Arrived at the office two minutes before the service van. They spent almost 2½ hours pulling the machine to pieces, testing it then pulling it to pieces again.

Finally they announced there seemed to be some gears that weren't meshing. That sounded reasonable. The next time they put the machine back together it actually worked.

And it only took them ten days.

So I did the weekend photocopying and (when my back stopped aching) drove home and made myself a sandwich and a mug of hot chocolate. That last item may have been a mistake, since I felt so tired and sleepy I almost dozed off in my chair.

That night was the monthly concert at the Moonah Arts Centre but the last thing I felt like was dragging myself out on a winter's evening. Where's the listing to see what's on... Hmmm, 15th century choral music. I can live without that.
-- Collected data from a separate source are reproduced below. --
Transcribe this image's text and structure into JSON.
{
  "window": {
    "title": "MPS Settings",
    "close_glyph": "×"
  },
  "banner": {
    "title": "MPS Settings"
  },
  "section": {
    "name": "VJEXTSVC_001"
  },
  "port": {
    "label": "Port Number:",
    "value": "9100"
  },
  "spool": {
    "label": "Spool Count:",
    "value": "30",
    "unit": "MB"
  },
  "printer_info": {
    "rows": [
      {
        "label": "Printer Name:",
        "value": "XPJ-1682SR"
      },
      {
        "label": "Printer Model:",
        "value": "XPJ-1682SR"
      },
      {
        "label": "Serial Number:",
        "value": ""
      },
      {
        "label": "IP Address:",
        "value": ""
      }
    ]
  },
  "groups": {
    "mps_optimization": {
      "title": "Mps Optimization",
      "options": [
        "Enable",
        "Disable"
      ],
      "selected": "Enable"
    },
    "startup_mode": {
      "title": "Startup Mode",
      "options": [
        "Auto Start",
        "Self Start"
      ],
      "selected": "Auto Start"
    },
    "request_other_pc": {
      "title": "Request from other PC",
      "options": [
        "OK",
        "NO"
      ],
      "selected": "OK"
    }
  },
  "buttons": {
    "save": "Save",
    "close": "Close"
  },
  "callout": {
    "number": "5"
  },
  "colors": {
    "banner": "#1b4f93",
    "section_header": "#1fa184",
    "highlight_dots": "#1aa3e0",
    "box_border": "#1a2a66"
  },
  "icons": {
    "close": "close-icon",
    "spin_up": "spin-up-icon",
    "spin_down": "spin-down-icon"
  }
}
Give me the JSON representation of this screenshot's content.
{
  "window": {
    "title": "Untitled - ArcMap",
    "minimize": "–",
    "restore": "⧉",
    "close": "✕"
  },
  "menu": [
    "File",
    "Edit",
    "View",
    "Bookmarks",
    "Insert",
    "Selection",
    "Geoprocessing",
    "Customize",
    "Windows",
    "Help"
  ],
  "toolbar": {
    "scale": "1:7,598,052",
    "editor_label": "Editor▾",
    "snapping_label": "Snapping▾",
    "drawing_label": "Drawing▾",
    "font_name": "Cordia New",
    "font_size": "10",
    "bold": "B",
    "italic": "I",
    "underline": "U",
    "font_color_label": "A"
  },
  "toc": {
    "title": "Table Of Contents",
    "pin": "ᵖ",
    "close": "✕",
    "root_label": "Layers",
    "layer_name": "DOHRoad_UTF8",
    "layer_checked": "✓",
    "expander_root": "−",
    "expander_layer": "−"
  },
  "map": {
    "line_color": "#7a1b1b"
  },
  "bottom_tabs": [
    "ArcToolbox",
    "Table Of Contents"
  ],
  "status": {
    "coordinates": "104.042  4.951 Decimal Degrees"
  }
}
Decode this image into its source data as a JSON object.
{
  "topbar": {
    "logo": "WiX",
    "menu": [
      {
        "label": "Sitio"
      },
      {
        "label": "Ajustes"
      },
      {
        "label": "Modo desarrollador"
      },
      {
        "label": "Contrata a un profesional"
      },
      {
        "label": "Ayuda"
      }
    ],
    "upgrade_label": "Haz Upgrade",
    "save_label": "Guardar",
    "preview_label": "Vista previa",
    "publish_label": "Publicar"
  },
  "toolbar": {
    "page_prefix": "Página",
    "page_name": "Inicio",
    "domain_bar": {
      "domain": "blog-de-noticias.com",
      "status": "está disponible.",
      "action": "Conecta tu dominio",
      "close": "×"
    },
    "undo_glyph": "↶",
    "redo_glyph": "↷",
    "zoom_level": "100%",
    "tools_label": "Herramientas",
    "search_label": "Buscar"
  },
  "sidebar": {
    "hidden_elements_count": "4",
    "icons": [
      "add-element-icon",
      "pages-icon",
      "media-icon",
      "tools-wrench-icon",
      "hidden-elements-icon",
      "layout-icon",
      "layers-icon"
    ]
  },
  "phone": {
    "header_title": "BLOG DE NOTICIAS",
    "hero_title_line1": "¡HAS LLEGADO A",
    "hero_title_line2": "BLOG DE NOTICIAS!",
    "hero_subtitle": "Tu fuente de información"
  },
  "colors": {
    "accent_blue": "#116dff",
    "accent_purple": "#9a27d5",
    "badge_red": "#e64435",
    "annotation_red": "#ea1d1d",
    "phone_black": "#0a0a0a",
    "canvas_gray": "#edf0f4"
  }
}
Saturday morning I was so tired it took me a long time to drag myself out of bed. I had to urge Julie into action - she had another lunch appointment. We fed her animals and raced back so she wouldn't be late. This just gave me time to snatch a cup of coffee and be ready for a visit from Kay and Chris who drop around every second Saturday.

I'm always tired lately. Every day of every week. I seem to be constantly struggling through the quagmire that is everyday living.

Of course it doesn't help that I haven't had a holiday since 1989.

There are all sorts of things available for free on the internet, including music. I've got to say that Accuradio has a truly amazing range of music available for free listening.

There are 24 main channels, and each one has between three and thirty sub-channels. There's even a sub-channel devoted just to all the different versions of "White Christmas" !

If you can't find something to interest you here, you're very hard to please.